Vowing again to tackle opioid crisis, Trump faults his predecessor
BRIDGEWATER, N.J. — President Donald Trump promised again Tuesday to tackle the growing epidemic of opioid abuse in the United States after blaming his predecessor for not doing more to stem the surge of drug overdoses. But he offered no specific ideas for how he would do so.
Meeting with top advisers during his working vacation in New Jersey, Trump cited statistics saying that deaths stemming from opioid overdoses had skyrocketed in recent years and had become the leading cause of accidental death in the United States. He spoke generally about better health care and law enforcement action as well as guarding the southern border.

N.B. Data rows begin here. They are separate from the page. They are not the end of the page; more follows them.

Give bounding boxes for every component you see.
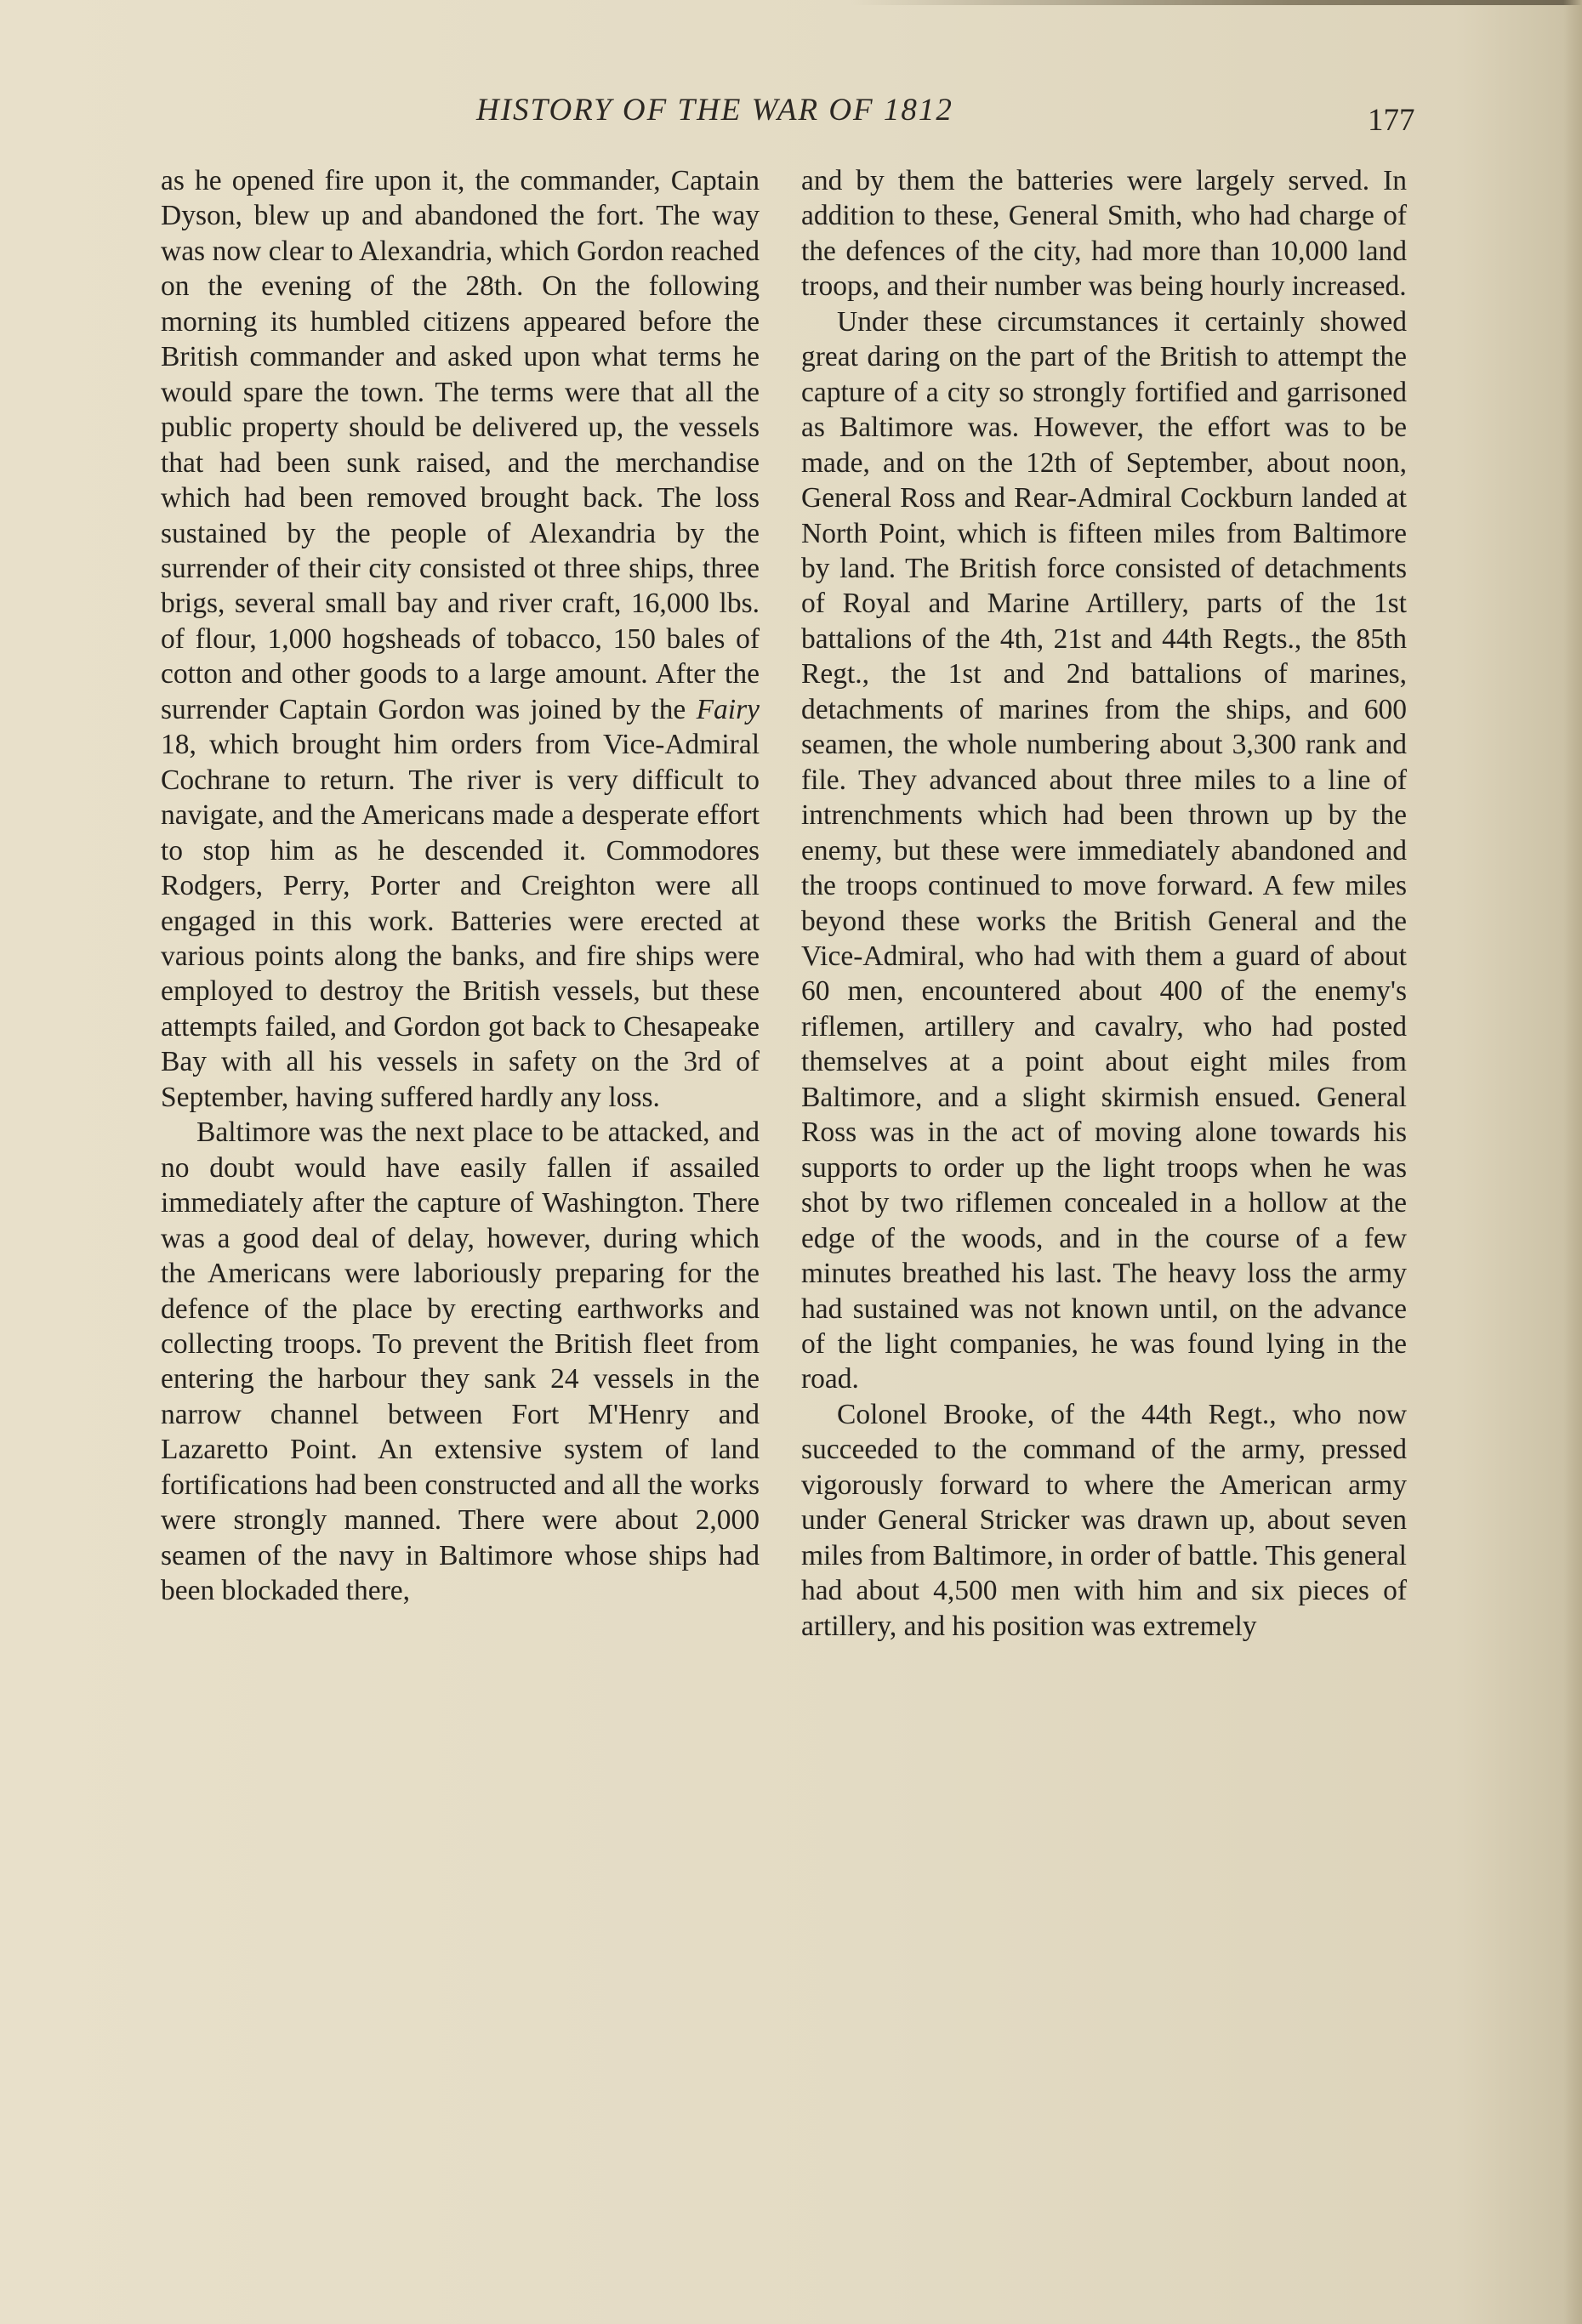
page-number: 177 bbox=[1368, 103, 1415, 138]
paragraph bbox=[161, 163, 760, 1115]
right-column bbox=[801, 163, 1407, 1644]
running-title: HISTORY OF THE WAR OF 1812 bbox=[476, 93, 953, 128]
page-gutter-shadow bbox=[1563, 0, 1582, 2324]
paragraph: and by them the batteries were largely served. In addition to these, General Smith, who had charge of the defences of the city, had more than 10,000 land troops, and their number was being hourly increased. bbox=[801, 165, 1407, 303]
paragraph: Baltimore was the next place to be attacked, and no doubt would have easily fallen if assailed immediately after the capture of Washington. There was a good deal of delay, however, during which the Americans were laboriously preparing for the defence of the place by erecting earthworks and collecting troops. To prevent the British fleet from entering the harbour they sank 24 vessels in the narrow channel between Fort M'Henry and Lazaretto Point. An extensive system of land fortifications had been constructed and all the works were strongly manned. There were about 2,000 seamen of the navy in Baltimore whose ships had been blockaded there, bbox=[161, 1117, 760, 1607]
running-head bbox=[0, 92, 1582, 143]
ship-name: Fairy bbox=[696, 693, 760, 725]
left-column bbox=[161, 163, 760, 1609]
paragraph-text: 18, which brought him orders from Vice-Admiral Cochrane to return. The river is very difficult to navigate, and the Americans made a desperate effort to stop him as he descended it. Commodores Rodgers, Perry, Porter and Creighton were all engaged in this work. Batteries were erected at various points along the banks, and fire ships were employed to destroy the British vessels, but these attempts failed, and Gordon got back to Chesapeake Bay with all his vessels in safety on the 3rd of September, having suffered hardly any loss. bbox=[161, 729, 760, 1113]
paragraph-text: as he opened fire upon it, the commander, Captain Dyson, blew up and abandoned the fort. The way was now clear to Alexandria, which Gordon reached on the evening of the 28th. On the following morning its humbled citizens appeared before the British commander and asked upon what terms he would spare the town. The terms were that all the public property should be delivered up, the vessels that had been sunk raised, and the merchandise which had been removed brought back. The loss sustained by the people of Alexandria by the surrender of their city consisted ot three ships, three brigs, several small bay and river craft, 16,000 lbs. of flour, 1,000 hogsheads of tobacco, 150 bales of cotton and other goods to a large amount. After the surrender Captain Gordon was joined by the bbox=[161, 165, 760, 725]
paragraph: Under these circumstances it certainly showed great daring on the part of the British to attempt the capture of a city so strongly fortified and garrisoned as Baltimore was. However, the effort was to be made, and on the 12th of September, about noon, General Ross and Rear-Admiral Cockburn landed at North Point, which is fifteen miles from Baltimore by land. The British force consisted of detachments of Royal and Marine Artillery, parts of the 1st battalions of the 4th, 21st and 44th Regts., the 85th Regt., the 1st and 2nd battalions of marines, detachments of marines from the ships, and 600 seamen, the whole numbering about 3,300 rank and file. They advanced about three miles to a line of intrenchments which had been thrown up by the enemy, but these were immediately abandoned and the troops continued to move forward. A few miles beyond these works the British General and the Vice-Admiral, who had with them a guard of about 60 men, encountered about 400 of the enemy's riflemen, artillery and cavalry, who had posted themselves at a point about eight miles from Baltimore, and a slight skirmish ensued. General Ross was in the act of moving alone towards his supports to order up the light troops when he was shot by two riflemen concealed in a hollow at the edge of the woods, and in the course of a few minutes breathed his last. The heavy loss the army had sustained was not known until, on the advance of the light companies, he was found lying in the road. bbox=[801, 305, 1407, 1395]
paragraph: Colonel Brooke, of the 44th Regt., who now succeeded to the command of the army, pressed vigorously forward to where the American army under General Stricker was drawn up, about seven miles from Baltimore, in order of battle. This general had about 4,500 men with him and six pieces of artillery, and his position was extremely bbox=[801, 1398, 1407, 1642]
page-top-edge-shadow bbox=[851, 0, 1582, 5]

“It’s a tremendous problem in our country, and I hope we get it taken care of as well as it can be taken care of — hopefully better than any other country that also has these same problems,” he told reporters at his golf club in Bedminster, N.J. “Nobody is safe from this epidemic that threatens all — young and old, rich and poor, urban and rural communities. Everybody is threatened.”
He pointed to the administration of President Barack Obama. “At the end of 2016, there were 23 percent fewer federal prosecutions than in 2011, so they looked at this surge and they let it go by,” he said. “We’re not letting it go by. The average sentence for a drug offender decreased 20 percent from 2009 to 2016. During my campaign, I promised to fight this battle because, as president of the United States, my greatest responsibility is to protect the American people and to ensure their safety, especially in some parts of our country. It is horrible.”
Trump did not use the occasion to declare a national opioid emergency, as his presidential commission on the epidemic recommended. The bipartisan panel, led by Gov. Chris Christie, R-N.J., concluded that about 142 Americans died every day from opioid use. The panel also called the emergency declaration its “first and most urgent recommendation,” one that could force more attention on the problem from Congress and from the public.
White House officials said the president and his team were still reviewing the commission’s interim report.